En esas condiciones, debo dar la razón a esto otro de la nota de Presman “que el Frente para la Victoria-Peronismo, sostenedor del modelo de sustitución de importaciones, después de 12 años de gobierno y del consiguiente desgaste obtenga el apoyo de casi la mitad del electorado, revela su fortaleza y lozanía“.

Invito entonces a parar con la autocrítica -una adicción de la que uno no está libre, como ven- por una razón fundamental: es anticuada. Se refiere a una situación que ya no existe, y no podrá repetirse. Cristina Kirchner conserva un liderazgo muy fuerte, y muy emocional, en gran parte de la militancia del peronismo, y también despierta confianza -una cualidad rara en la política- en sectores del Frente para la Victoria que tienen grandes reservas con el peronismo (y que son aliados necesarios si queremos volver al gobierno. En la derecha ya está el PRO para sumar). Pero ya no será la Presidente, ni tendrá los recursos del Estado nacional a partir del 10/12. La política la tendrá que hacer desde ella. Y no tendrá margen para equivocaciones.

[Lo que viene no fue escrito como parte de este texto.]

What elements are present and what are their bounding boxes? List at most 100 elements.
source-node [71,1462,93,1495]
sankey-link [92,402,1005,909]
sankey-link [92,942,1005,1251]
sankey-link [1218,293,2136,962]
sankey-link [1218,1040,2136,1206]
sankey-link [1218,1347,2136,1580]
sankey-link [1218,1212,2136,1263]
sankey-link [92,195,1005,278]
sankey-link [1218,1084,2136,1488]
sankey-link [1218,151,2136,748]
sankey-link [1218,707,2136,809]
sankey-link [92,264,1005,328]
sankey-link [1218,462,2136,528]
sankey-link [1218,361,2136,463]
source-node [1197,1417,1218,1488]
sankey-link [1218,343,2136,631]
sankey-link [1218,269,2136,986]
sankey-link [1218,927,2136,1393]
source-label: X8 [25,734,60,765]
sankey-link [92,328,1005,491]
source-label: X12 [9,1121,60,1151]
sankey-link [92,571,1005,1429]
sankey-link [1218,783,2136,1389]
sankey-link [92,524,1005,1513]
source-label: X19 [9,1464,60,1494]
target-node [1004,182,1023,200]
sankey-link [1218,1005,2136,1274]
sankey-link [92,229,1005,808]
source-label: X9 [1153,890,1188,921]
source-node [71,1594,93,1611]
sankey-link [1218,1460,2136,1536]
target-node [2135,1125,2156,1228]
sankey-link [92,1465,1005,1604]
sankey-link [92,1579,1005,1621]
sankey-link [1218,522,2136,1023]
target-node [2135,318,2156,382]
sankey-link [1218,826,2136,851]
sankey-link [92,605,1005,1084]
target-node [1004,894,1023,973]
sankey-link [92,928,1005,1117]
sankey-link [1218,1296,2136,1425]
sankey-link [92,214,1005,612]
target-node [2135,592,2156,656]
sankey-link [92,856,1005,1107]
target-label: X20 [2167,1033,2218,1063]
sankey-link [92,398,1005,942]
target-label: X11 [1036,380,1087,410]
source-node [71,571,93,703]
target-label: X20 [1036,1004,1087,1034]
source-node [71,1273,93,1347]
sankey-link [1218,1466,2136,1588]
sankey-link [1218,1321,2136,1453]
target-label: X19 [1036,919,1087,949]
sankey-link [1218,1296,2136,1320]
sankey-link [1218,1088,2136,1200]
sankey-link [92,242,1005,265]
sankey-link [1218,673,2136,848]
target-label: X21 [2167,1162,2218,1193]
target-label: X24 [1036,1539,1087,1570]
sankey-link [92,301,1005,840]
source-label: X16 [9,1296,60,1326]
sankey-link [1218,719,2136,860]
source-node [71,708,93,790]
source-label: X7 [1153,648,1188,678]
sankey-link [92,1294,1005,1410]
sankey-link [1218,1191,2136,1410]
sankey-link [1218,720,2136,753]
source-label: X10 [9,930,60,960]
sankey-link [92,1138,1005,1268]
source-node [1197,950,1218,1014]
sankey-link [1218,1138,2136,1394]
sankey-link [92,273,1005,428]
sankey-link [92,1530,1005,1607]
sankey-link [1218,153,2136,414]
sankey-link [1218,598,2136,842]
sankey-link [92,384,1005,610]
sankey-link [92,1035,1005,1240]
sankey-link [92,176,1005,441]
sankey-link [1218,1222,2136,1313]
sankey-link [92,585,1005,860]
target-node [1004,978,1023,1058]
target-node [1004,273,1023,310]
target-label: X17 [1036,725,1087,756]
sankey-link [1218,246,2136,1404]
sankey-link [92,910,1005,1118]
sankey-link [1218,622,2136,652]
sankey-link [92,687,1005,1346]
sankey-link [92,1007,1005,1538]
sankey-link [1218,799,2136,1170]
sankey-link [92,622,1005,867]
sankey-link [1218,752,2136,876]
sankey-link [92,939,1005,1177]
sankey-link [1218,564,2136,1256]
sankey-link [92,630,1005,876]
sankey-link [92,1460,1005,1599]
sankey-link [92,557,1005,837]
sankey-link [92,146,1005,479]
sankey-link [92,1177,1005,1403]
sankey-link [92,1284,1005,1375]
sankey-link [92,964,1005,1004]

En otro nivel, esta campaña ha servido para que Daniel Scioli se transformara en el referente del rechazo a Macri, más allá del peronismo y de sus aliados. Puede jugar ante el nuevo gobierno el rol de Cafiero frente a Alfonsín, con mejores herramientas que Sergio Massa… si sabe usarlas. (Además, descubrimos un cuadro valioso: Karina Rabolini). Ya no será el gobernador de Buenos Aires, ni el “candidato natural” a nada.

En realidad, no habrá “candidatos naturales” en la próxima. Quiénes ganen las pujas internas definirán mucho más que las candidaturas legislativas de 2017: el perfil futuro del peronismo.